3) Add Prediction Data
-
Click on the registered model and go to the Data Drift page.
-
Click on Register Prediction where you will see a pop-up that lets you upload a Prediction Config file. A sample Prediction Config can be seen in Monitoring Data Drift.
-
On clicking Register, the Model Monitor will begin calculation of drift on the registered dataset.
4) Analyze Data Drift
-
After the drift calculations are complete, you should see the divergence value for each feature in the Drift column.
-
The default Test Type and Threshold value will be used for the computation. (You can change the defaults in Settings > Drift Tests Defaults).
-
You can now experiment with other Test Types, Conditions and Threshold values for this dataset.
-
You can filter the data by different Date Ranges to look at Drift and its trends for specific time periods.
-
If your model had a timestamp column declared, then that is used to get the timestamp of different predictions in the dataset. If it was not declared, then the data’s ingestion time in the Model Monitor is taken as its time stamp.
-
You can control which features should be excluded from the Scheduled Checks using the Enable/Disable Alerts toggle icon in the table. This is helpful to reduce alert noise.
-
If you want to save the test types, threshold or other configs, and want to save them as the default config of the model to be used for running scheduled checks, you can save them using Other Actions > Save Checks Config.
-
If you have made experimented with different configs and want to load the model’s default config to reset the Analyze table, you can load them using Other Actions > Restore Checks Config.
5) Add Ground Truth Data
-
After you have added prediction data, you can ingest the model’s ground truth data to monitor the quality of predictions made by the model.
-
For this analysis, it is necessary that a row_identifier column was declared for the model. It is used to match the ground truth labels to the model’s predictions.
-
On the Model Quality page of the registered model, click on 'Register Ground Truth'. You will see a pop-up that lets you upload a Ground Truth Config file. A sample Ground Truth Config can be seen in Monitoring Model Quality.
-
On clicking Register, you will be taken to the Model Quality analyze page and the Model Monitor will begin calculation of model quality metrics for this dataset.
-
You can control which metrics should be excluded from the Scheduled Checks using the Enable/Disable Alerts toggle icon in the table. This is helpful to reduce alert noise.

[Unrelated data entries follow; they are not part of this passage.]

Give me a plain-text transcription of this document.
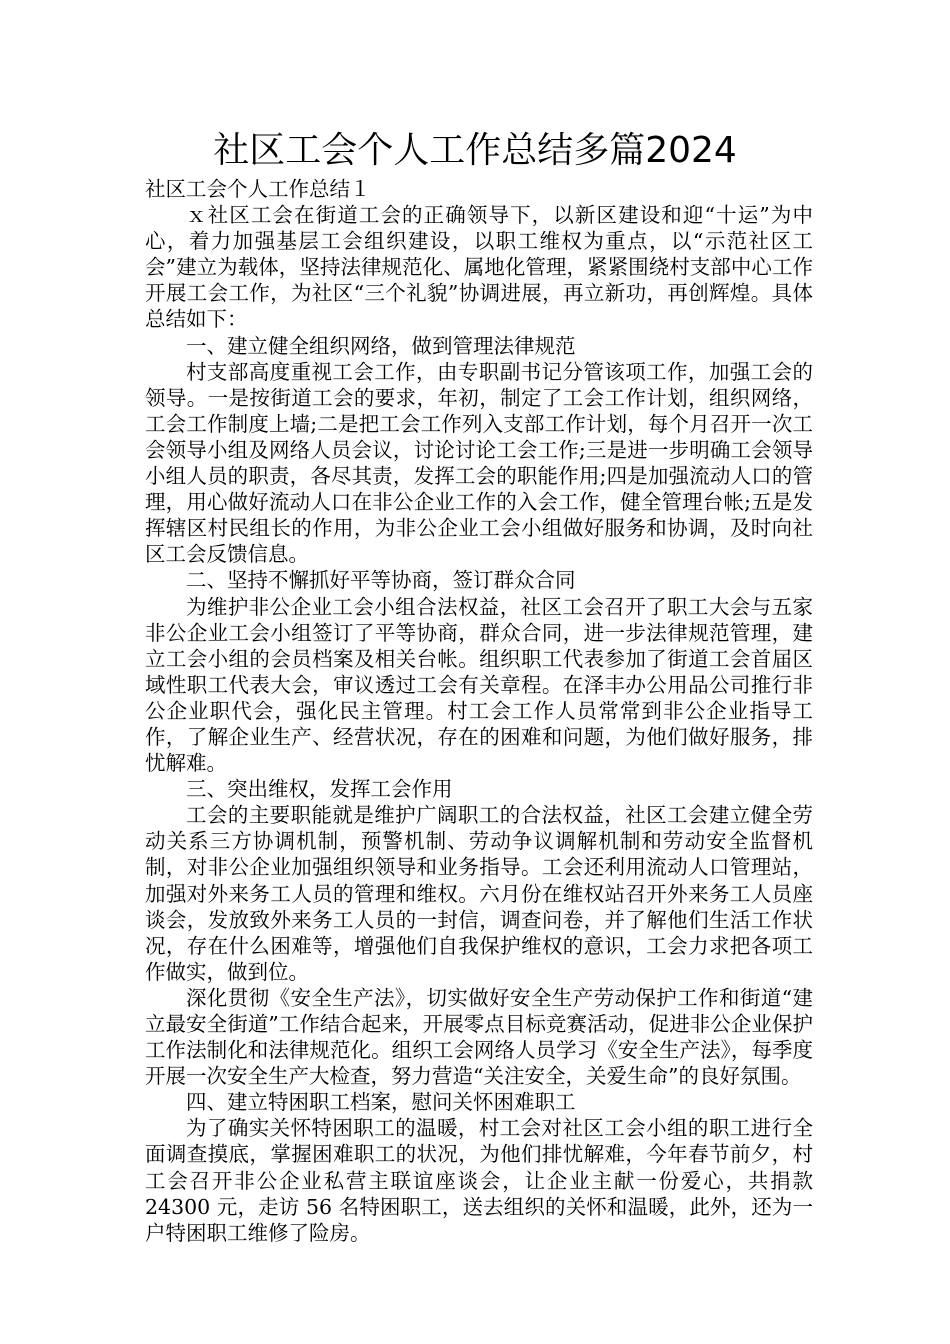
社区工会个人工作总结多篇2024

社区工会个人工作总结１

ｘ社区工会在街道工会的正确领导下，以新区建设和迎“十运”为中心，着力加强基层工会组织建设，以职工维权为重点，以“示范社区工会”建立为载体，坚持法律规范化、属地化管理，紧紧围绕村支部中心工作开展工会工作，为社区“三个礼貌”协调进展，再立新功，再创辉煌。具体总结如下：

一、建立健全组织网络，做到管理法律规范

村支部高度重视工会工作，由专职副书记分管该项工作，加强工会的领导。一是按街道工会的要求，年初，制定了工会工作计划，组织网络，工会工作制度上墙;二是把工会工作列入支部工作计划，每个月召开一次工会领导小组及网络人员会议，讨论讨论工会工作;三是进一步明确工会领导小组人员的职责，各尽其责，发挥工会的职能作用;四是加强流动人口的管理，用心做好流动人口在非公企业工作的入会工作，健全管理台帐;五是发挥辖区村民组长的作用，为非公企业工会小组做好服务和协调，及时向社区工会反馈信息。

二、坚持不懈抓好平等协商，签订群众合同

为维护非公企业工会小组合法权益，社区工会召开了职工大会与五家非公企业工会小组签订了平等协商，群众合同，进一步法律规范管理，建立工会小组的会员档案及相关台帐。组织职工代表参加了街道工会首届区域性职工代表大会，审议透过工会有关章程。在泽丰办公用品公司推行非公企业职代会，强化民主管理。村工会工作人员常常到非公企业指导工作，了解企业生产、经营状况，存在的困难和问题，为他们做好服务，排忧解难。

三、突出维权，发挥工会作用

工会的主要职能就是维护广阔职工的合法权益，社区工会建立健全劳动关系三方协调机制，预警机制、劳动争议调解机制和劳动安全监督机制，对非公企业加强组织领导和业务指导。工会还利用流动人口管理站，加强对外来务工人员的管理和维权。六月份在维权站召开外来务工人员座谈会，发放致外来务工人员的一封信，调查问卷，并了解他们生活工作状况，存在什么困难等，增强他们自我保护维权的意识，工会力求把各项工作做实，做到位。

深化贯彻《安全生产法》，切实做好安全生产劳动保护工作和街道“建立最安全街道”工作结合起来，开展零点目标竞赛活动，促进非公企业保护工作法制化和法律规范化。组织工会网络人员学习《安全生产法》，每季度开展一次安全生产大检查，努力营造“关注安全，关爱生命”的良好氛围。

四、建立特困职工档案，慰问关怀困难职工

为了确实关怀特困职工的温暖，村工会对社区工会小组的职工进行全面调查摸底，掌握困难职工的状况，为他们排忧解难，今年春节前夕，村工会召开非公企业私营主联谊座谈会，让企业主献一份爱心，共捐款 24300 元，走访 56 名特困职工，送去组织的关怀和温暖，此外，还为一户特困职工维修了险房。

6) Setup Scheduled Checks and Notifications
-
You can also setup checks that run periodically and configure who should be receiving email alert notifications if they fail.
-
Go to the Model’s Notifications section and enter the email ids to which notifications will be sent for this model.
-
Go to the Analyze tab in Data Drift to control which features should be excluded from the Scheduled Checks using the Enable/Disable Alerts toggle icon in the table. This is helpful to reduce alert noise.
-
Now go to the Schedule Checks tab to set the frequency and other parameters.
-
Enter the name for the check.
-
Configure the frequency at which it should be run.
-
In the Select Data to Check options select one:
-
Use data since last check time ensures only predictions with timestamp that fall after the last time the scheduled check ran are considered for the check.
-
Data since last x time period allows to select predictions with timestamp that fall within the last specified x time period (eg. last 3 days) are considered for the check.
-
-
Click Save and the Scheduled Checks get enabled. You can see the historical reports of all the runs in Checks History tab for data drift.
-
Similarly, you can set up Schedule Checks for model quality as well.
-
One important distinction to keep in mind is that while for data drift the timestamp of the predictions is used select data for the schedule checks, in case of model quality it is the ingestion time of the ground truth labels that is used to select data. Refer to the Setting Scheduled Checks for the model section of the documentation for more details.